Studi menyimpulkan bahwa rokok masih sangat mudah dijangkau oleh anak jalanan yang disertai dengan berbagai konsekuensi merugikan. "Oleh karena itu, studi ini memberikan rekomendasi kebijakan sebagai berikut yaitu pertama menaikkan harga rokok melalui mekanisme kenaikan tarif Cukai Hasil Tembakau (CHT) agar harga rokok menjadi semakin mahal sehingga lebih tidak terjangkau oleh anak jalanan," katanya.

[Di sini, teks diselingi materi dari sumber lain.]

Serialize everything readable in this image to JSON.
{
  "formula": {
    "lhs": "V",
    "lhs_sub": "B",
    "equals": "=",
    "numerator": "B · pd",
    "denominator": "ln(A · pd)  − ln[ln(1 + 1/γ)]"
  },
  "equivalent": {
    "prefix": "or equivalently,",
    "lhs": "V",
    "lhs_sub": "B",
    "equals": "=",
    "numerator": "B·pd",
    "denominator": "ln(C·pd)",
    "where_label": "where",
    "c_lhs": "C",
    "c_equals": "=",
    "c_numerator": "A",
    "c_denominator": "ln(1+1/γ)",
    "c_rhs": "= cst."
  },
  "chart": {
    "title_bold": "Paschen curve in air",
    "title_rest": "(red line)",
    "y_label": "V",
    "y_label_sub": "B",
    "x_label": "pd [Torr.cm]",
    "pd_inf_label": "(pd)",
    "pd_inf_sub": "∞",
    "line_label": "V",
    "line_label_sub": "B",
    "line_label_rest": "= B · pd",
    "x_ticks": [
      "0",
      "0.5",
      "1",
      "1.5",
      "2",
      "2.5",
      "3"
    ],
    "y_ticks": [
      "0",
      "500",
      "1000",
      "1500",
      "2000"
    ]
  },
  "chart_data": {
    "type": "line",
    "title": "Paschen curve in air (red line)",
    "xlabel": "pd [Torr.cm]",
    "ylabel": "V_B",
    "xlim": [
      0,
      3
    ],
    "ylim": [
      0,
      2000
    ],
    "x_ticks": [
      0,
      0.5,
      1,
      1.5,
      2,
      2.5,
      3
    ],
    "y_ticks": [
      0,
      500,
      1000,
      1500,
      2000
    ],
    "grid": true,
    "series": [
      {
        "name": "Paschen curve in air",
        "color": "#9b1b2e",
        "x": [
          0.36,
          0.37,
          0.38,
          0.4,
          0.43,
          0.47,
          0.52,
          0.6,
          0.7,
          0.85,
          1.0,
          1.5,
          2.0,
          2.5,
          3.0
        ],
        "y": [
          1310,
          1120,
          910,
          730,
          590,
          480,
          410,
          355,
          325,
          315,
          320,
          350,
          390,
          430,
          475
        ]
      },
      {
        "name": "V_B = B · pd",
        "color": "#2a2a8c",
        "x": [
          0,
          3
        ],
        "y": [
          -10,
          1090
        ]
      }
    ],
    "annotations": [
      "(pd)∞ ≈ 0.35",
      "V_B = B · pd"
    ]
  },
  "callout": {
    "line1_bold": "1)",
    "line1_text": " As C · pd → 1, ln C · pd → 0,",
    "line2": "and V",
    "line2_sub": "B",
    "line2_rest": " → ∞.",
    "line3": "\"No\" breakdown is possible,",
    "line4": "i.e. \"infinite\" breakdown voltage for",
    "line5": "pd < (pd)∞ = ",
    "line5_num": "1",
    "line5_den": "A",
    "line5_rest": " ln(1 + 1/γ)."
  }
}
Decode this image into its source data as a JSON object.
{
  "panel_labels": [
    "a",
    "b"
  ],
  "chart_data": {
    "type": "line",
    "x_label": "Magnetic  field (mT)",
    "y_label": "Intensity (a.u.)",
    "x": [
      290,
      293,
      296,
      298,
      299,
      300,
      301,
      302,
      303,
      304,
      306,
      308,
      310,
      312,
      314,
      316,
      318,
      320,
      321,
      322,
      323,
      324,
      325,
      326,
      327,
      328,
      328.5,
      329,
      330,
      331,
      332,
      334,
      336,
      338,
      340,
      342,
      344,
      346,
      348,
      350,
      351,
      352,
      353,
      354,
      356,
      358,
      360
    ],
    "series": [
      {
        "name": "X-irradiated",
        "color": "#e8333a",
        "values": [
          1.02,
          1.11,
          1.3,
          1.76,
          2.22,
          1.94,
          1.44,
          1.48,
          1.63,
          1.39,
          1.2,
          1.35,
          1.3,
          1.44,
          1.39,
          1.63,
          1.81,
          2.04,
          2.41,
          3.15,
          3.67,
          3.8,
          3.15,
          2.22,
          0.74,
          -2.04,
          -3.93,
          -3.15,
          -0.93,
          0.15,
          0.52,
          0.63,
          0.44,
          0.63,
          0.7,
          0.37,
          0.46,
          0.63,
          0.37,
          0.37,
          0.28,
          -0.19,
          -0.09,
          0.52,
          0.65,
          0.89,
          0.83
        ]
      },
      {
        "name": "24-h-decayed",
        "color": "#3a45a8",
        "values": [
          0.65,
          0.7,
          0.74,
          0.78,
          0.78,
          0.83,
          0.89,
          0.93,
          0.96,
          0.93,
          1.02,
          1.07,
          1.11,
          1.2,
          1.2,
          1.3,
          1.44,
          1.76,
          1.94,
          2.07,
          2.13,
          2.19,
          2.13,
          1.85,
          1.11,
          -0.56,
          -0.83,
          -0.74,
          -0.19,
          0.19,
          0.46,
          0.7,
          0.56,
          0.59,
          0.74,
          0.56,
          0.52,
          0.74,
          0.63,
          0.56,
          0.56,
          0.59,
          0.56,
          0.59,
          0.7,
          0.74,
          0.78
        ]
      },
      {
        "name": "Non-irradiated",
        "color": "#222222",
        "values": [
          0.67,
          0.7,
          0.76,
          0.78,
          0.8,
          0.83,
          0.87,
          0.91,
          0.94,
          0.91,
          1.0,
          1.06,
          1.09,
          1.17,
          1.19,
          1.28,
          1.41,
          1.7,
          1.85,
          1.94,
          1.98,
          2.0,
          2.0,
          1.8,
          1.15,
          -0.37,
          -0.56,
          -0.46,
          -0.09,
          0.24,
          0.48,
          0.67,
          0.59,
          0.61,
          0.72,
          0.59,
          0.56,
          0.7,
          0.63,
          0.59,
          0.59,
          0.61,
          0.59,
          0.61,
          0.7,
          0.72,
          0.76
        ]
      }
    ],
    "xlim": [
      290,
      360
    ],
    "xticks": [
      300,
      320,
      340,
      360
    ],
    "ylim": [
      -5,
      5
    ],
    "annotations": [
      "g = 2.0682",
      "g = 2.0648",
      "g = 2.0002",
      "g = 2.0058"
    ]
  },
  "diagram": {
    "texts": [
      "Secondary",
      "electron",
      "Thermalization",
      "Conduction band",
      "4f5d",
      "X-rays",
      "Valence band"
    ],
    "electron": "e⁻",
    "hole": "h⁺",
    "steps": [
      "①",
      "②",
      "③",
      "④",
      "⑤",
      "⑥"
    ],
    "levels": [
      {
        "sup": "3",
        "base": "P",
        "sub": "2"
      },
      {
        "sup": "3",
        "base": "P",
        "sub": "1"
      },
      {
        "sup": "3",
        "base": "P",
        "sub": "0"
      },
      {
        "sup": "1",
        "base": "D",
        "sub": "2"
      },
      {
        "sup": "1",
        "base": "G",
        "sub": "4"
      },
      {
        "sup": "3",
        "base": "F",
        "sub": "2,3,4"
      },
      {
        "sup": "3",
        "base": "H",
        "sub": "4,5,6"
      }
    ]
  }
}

Ia menambahkan, studi mendukung rekomendasi dari Bappenas agar Pemerintah menaikkan cukai rokok sebesar 20 persen dan melanjutkan penyederhanaan/simplifikasi strata tarif cukai menjadi lima strata untuk dapat mencapai target penurunan prevalensi perokok anak sebesar 8,7 persen pada 2024. Rekomendasi kedua yaitu merevisi Peraturan Pemerintah 109/2012 di antaranya dengan melarang penjualan rokok ketengan agar dapat lebih melindungi anak dari bahaya rokok, serta menerapkan pelarangan penjualan rokok secara ketengan agar semakin membatasi akses rokok kepada anak.
Rekomendasi ketiga adalah pemerintah pusat maupun daerah perlu bekerja sama secara lintas sektor maupun pihak lembaga swadaya masyarakat (LSM) untuk memperbanyak program, edukasi, dan kegiatan dalam rangka pencegahan dan menekan perilaku merokok anak jalanan.